Political analysts say the demonstration was meant to attract the attention of the African Union which meets in Ethiopia next week and the EU which meets next month to extend its illegal sanctions on Zimbabwe.
In a rare interview published in the Guardian newspaper in London, Mr Zenawi lamented the West’s attitude towards Zimbabwe, whose President Robert Mugabe, his entire Cabinet and senior ruling party officials are barred from travelling to Europe and are treated as international pariahs in particular by former colonial rulers Britain.
"I believe democratic forms of government are applicable everywhere and are better than the alternatives. And we feel that countries and peoples can share their experiences to help others to democratise. So that is all to the good.
"When it becomes a problem is when countries pretend their foreign policy is based on democratisation when this is clearly not the case.
"For all the challenges in Zimbabwe, for example, it is a bit of a stretch to say it is less democratic than some of the sheikhdoms of the Gulf. But none of the sheikhdoms has a problem visiting Europe," he added.
"We believe democracy cannot be imposed from outside in any society.
"Democracy is the expression of a sovereign people. To impose it from outside is inherently undemocratic.

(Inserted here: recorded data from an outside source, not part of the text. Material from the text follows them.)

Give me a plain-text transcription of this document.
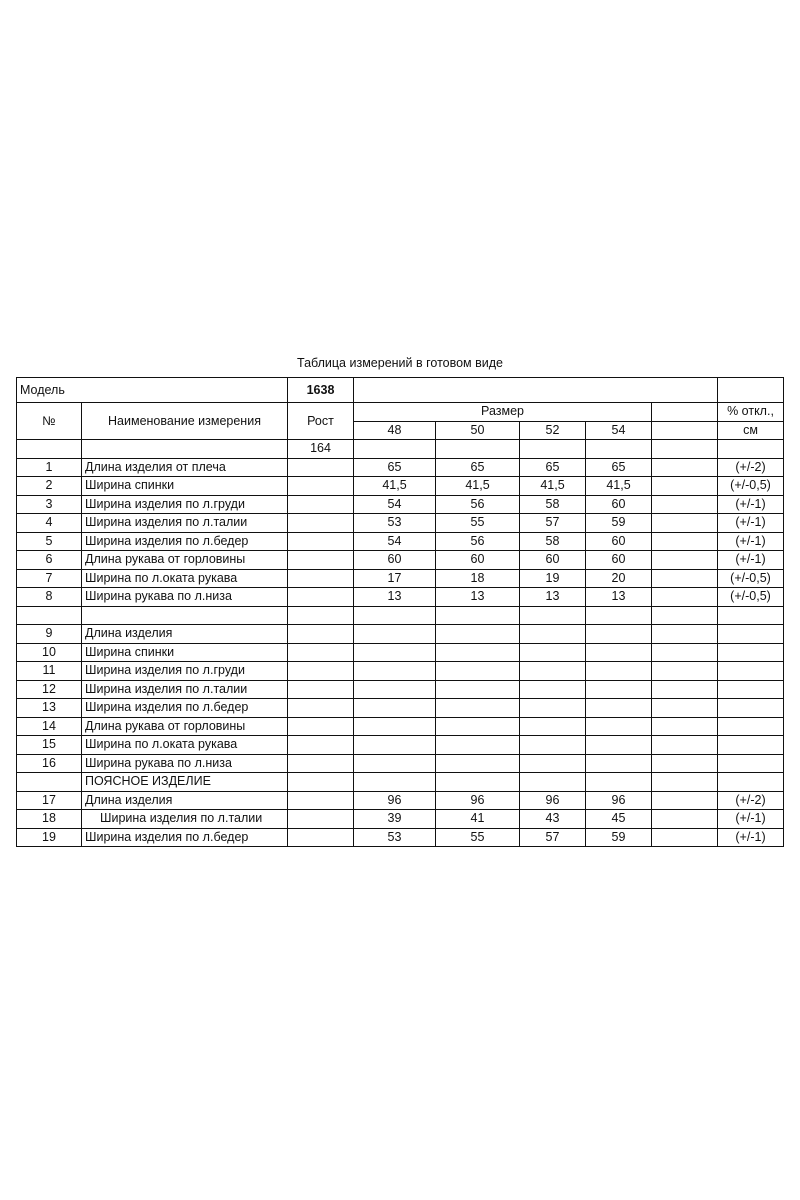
Таблица измерений в готовом виде
Модель		1638						
№	Наименование измерения	Рост	Размер					% откл.,
			48	50	52	54		см
		164						
1	Длина изделия от плеча		65	65	65	65		(+/-2)
2	Ширина спинки		41,5	41,5	41,5	41,5		(+/-0,5)
3	Ширина изделия по л.груди		54	56	58	60		(+/-1)
4	Ширина изделия по л.талии		53	55	57	59		(+/-1)
5	Ширина изделия по л.бедер		54	56	58	60		(+/-1)
6	Длина рукава от горловины		60	60	60	60		(+/-1)
7	Ширина по л.оката рукава		17	18	19	20		(+/-0,5)
8	Ширина рукава по л.низа		13	13	13	13		(+/-0,5)

9	Длина изделия							
10	Ширина спинки							
11	Ширина изделия по л.груди							
12	Ширина изделия по л.талии							
13	Ширина изделия по л.бедер							
14	Длина рукава от горловины							
15	Ширина по л.оката рукава							
16	Ширина рукава по л.низа							
	ПОЯСНОЕ ИЗДЕЛИЕ							
17	Длина изделия		96	96	96	96		(+/-2)
18	Ширина изделия по л.талии		39	41	43	45		(+/-1)
19	Ширина изделия по л.бедер		53	55	57	59		(+/-1)
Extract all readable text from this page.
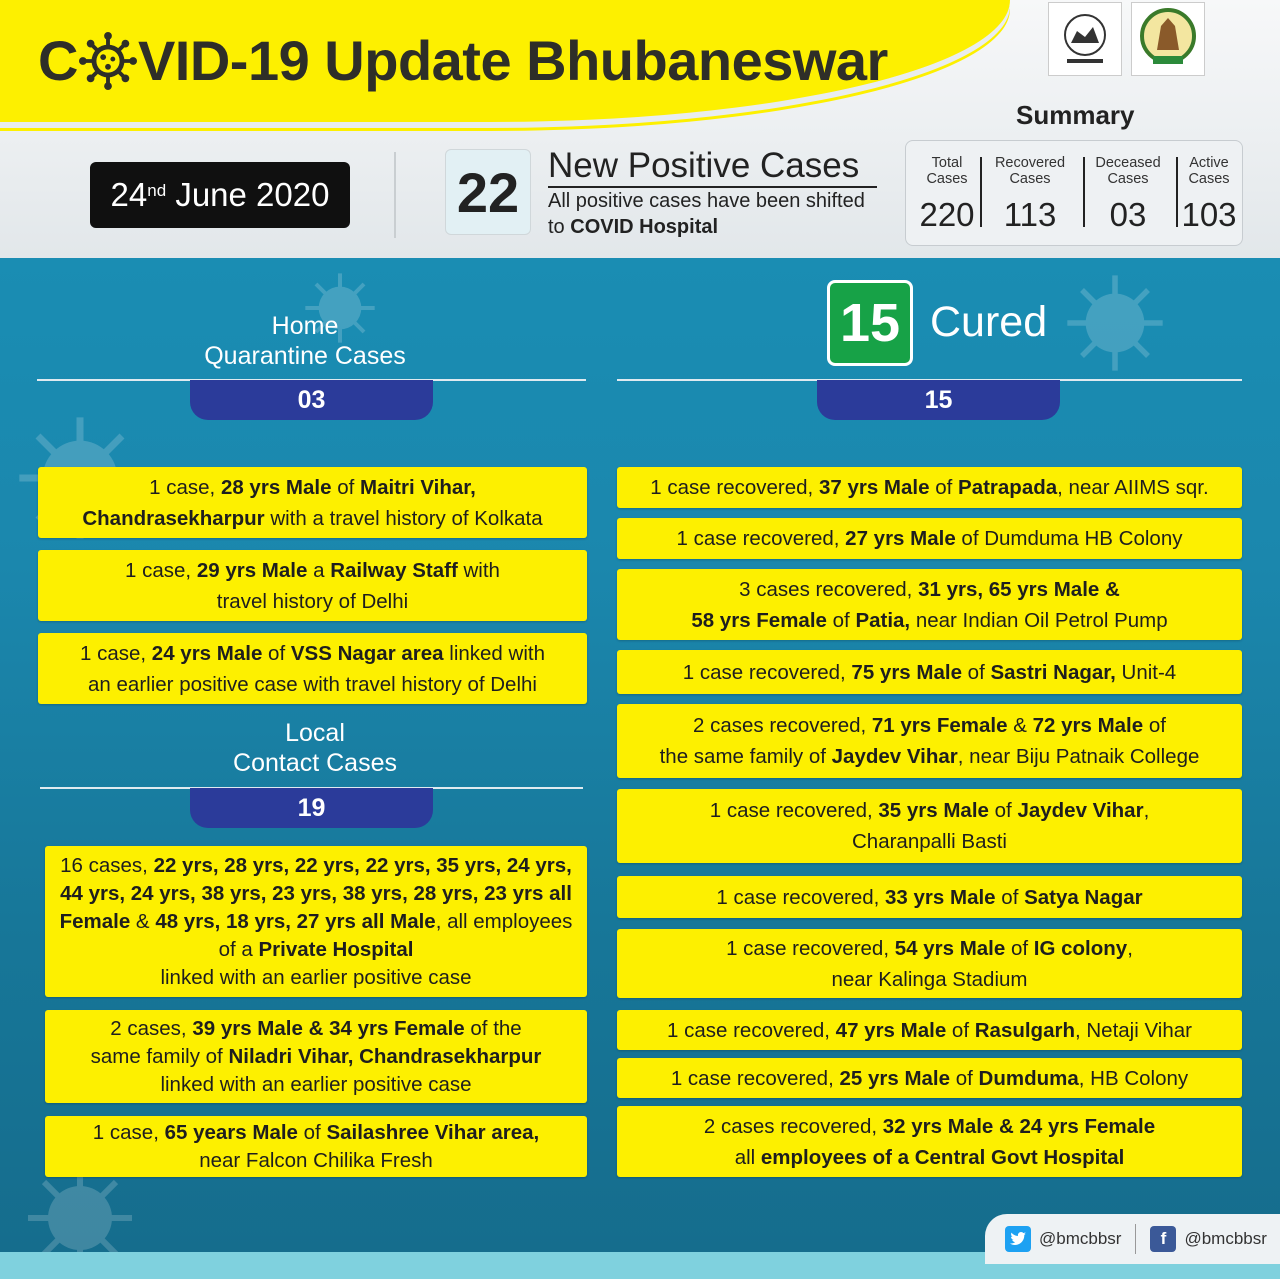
C VID-19 Update Bhubaneswar
Summary
24nd June 2020 22 New Positive Cases
All positive cases have been shifted
to COVID Hospital
Total
Cases
220
Recovered
Cases
113
Deceased
Cases
03
Active
Cases
103
Home
Quarantine Cases
03
1 case, 28 yrs Male of Maitri Vihar,
Chandrasekharpur with a travel history of Kolkata
1 case, 29 yrs Male a Railway Staff with
travel history of Delhi
1 case, 24 yrs Male of VSS Nagar area linked with
an earlier positive case with travel history of Delhi
Local
Contact Cases
19
16 cases, 22 yrs, 28 yrs, 22 yrs, 22 yrs, 35 yrs, 24 yrs, 44 yrs, 24 yrs, 38 yrs, 23 yrs, 38 yrs, 28 yrs, 23 yrs all Female & 48 yrs, 18 yrs, 27 yrs all Male, all employees of a Private Hospital
linked with an earlier positive case
2 cases, 39 yrs Male & 34 yrs Female of the
same family of Niladri Vihar, Chandrasekharpur
linked with an earlier positive case
1 case, 65 years Male of Sailashree Vihar area,
near Falcon Chilika Fresh
15 Cured
15
1 case recovered, 37 yrs Male of Patrapada, near AIIMS sqr.
1 case recovered, 27 yrs Male of Dumduma HB Colony
3 cases recovered, 31 yrs, 65 yrs Male &
58 yrs Female of Patia, near Indian Oil Petrol Pump
1 case recovered, 75 yrs Male of Sastri Nagar, Unit-4
2 cases recovered, 71 yrs Female & 72 yrs Male of
the same family of Jaydev Vihar, near Biju Patnaik College
1 case recovered, 35 yrs Male of Jaydev Vihar,
Charanpalli Basti
1 case recovered, 33 yrs Male of Satya Nagar
1 case recovered, 54 yrs Male of IG colony,
near Kalinga Stadium
1 case recovered, 47 yrs Male of Rasulgarh, Netaji Vihar
1 case recovered, 25 yrs Male of Dumduma, HB Colony
2 cases recovered, 32 yrs Male & 24 yrs Female
all employees of a Central Govt Hospital
@bmcbbsr	f	@bmcbbsr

Each sovereign nation has to make its own decisions and have its own criteria as to how they govern themselves."
Mr Zenawi also warned the West against imposing sanctions on Kenya to try to force the country to resolve the deadly standoff triggered by disputed elections.
"The threat of Western sanctions as a response to the current crisis in Kenya is very, very misguided," he told the Guardian daily.
"If it is presumed that the Kenyans will democratise in order to eat the peanuts of development assistance from the European Union, for example, it would be a big mistake."